Ivory trade and CITES

Humane Society International


Elephants in Africa are being slaughtered on an unprecedented scale. In 2012, more than 35,000 of them—or close to 100 per day—were killed for their tusks. Things turned particularly ugly in 2013, when more than 300 fell victim to cyanide poisoning by poachers in Zimbabwe. If things continue at this rate, African elephants may be extinct in as few as 15 years.

Elephants are not the only casualties in this war. Hundreds of wildlife rangers have died while while working to protect the animals. Local governance, community stability and regional security are seriously threatened as well. Several African militia groups, such as Janjaweed in the Sudan, Uganda’s Lord’s Resistance Army, and Somalia-based Al-Shabaab, have engaged in elephant poaching and used profits from sale of the ivory to fund their terrorist activities.

Burgeoning market demand

Global demand for ivory products is fueling the elephant poaching crisis despite the international ban on commercial trade in ivory that was established in 1990. China is the largest market for ivory products, followed by the United States.

A 2008 report supported in part by The Humane Society of the U.S. found that an estimated one-third of ivory items for sale in the U.S. might have been imported illegally. In China, which has a government-approved ivory carving industry, an investigation by the International Fund for Animal Welfare found widespread abuse and fraud in the government registration system set up to ensure that no illegal ivory enters the legal trade.

Some estimate that 90 percent of ivory sold in China is from smuggled tusks; legal markets have become a front for laundering illicit ivory obtained from poached elephants.

Decades of lax trade regulation, increased poaching

Until 1990, the legal international trade in African elephant ivory flourished. Ivory showed up as, among other things, carvings sold in Asia and jewelry sold in the United States and Europe.

Nations that are Parties to CITES tried and failed to regulate this trade. Between 1979 and 1989, the number of African elephants plummeted from approximately 1.2 million to about 600,000.

In 1989, CITES effectively banned the international commercial trade in African elephant ivory by placing the species on Appendix I. Once this ban went into effect in 1990, elephant populations in the wild stabilized somewhat.

At first, the ban worked. Demand for ivory in the United States dropped to a historic low, illegal trade was severely curbed and ivory carving factories in China and shops in Hong Kong closed down. A number of African governments reported that the ban had been a tremendous success.

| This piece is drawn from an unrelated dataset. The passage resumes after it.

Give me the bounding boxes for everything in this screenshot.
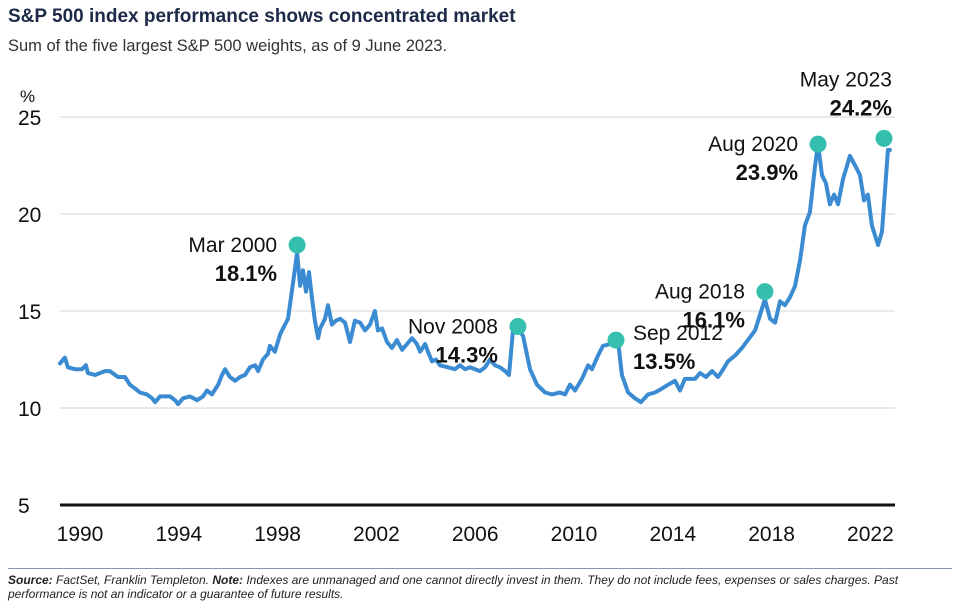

However, CITES approved a one-off sale of 49.4 metric tons of stockpiled ivory from Botswana, Namibia and Zimbabwe to Japan in 1999. Soon after that, between January 2000 and June 2002, at least 2,563 tusks, 14,648 ivory objects or pieces and more than 6.2 metric tons of ivory were seized. During the same period, 1,059 or more African elephants were found dead, killed for their tusks.

In 2008, again with the approval of CITES, South Africa, Botswana, Namibia and Zimbabwe exported 102 metric tons of government stockpiled ivory to Japan and China. China received 62 tons of ivory and many Chinese called it the “resurrection” of the Chinese ivory carving art. It also marked the resurrection of African elephant massacres.

Looking to the future

To protect elephant populations, closure of domestic markets for ivory and an international trade ban without any exceptions are necessary. By allowing the international ivory trade to continue—through occasional sanctioned exports and by not recommending the closure of domestic markets for ivory (as CITES has done for tiger parts)—CITES has turned a blind eye to poaching and an illegal trade that threatens the survival of the species.

In November 2013, the United States government, in a highly publicized media event, destroyed its nearly six-ton stockpile of confiscated ivory. The destruction was intended to send the unequivocal message that illicit ivory has no value or place in the U.S., and to inspire other countries with large stockpiles to follow suit. In a great victory for elephants, China did exactly that a month later, and then Hong Kong.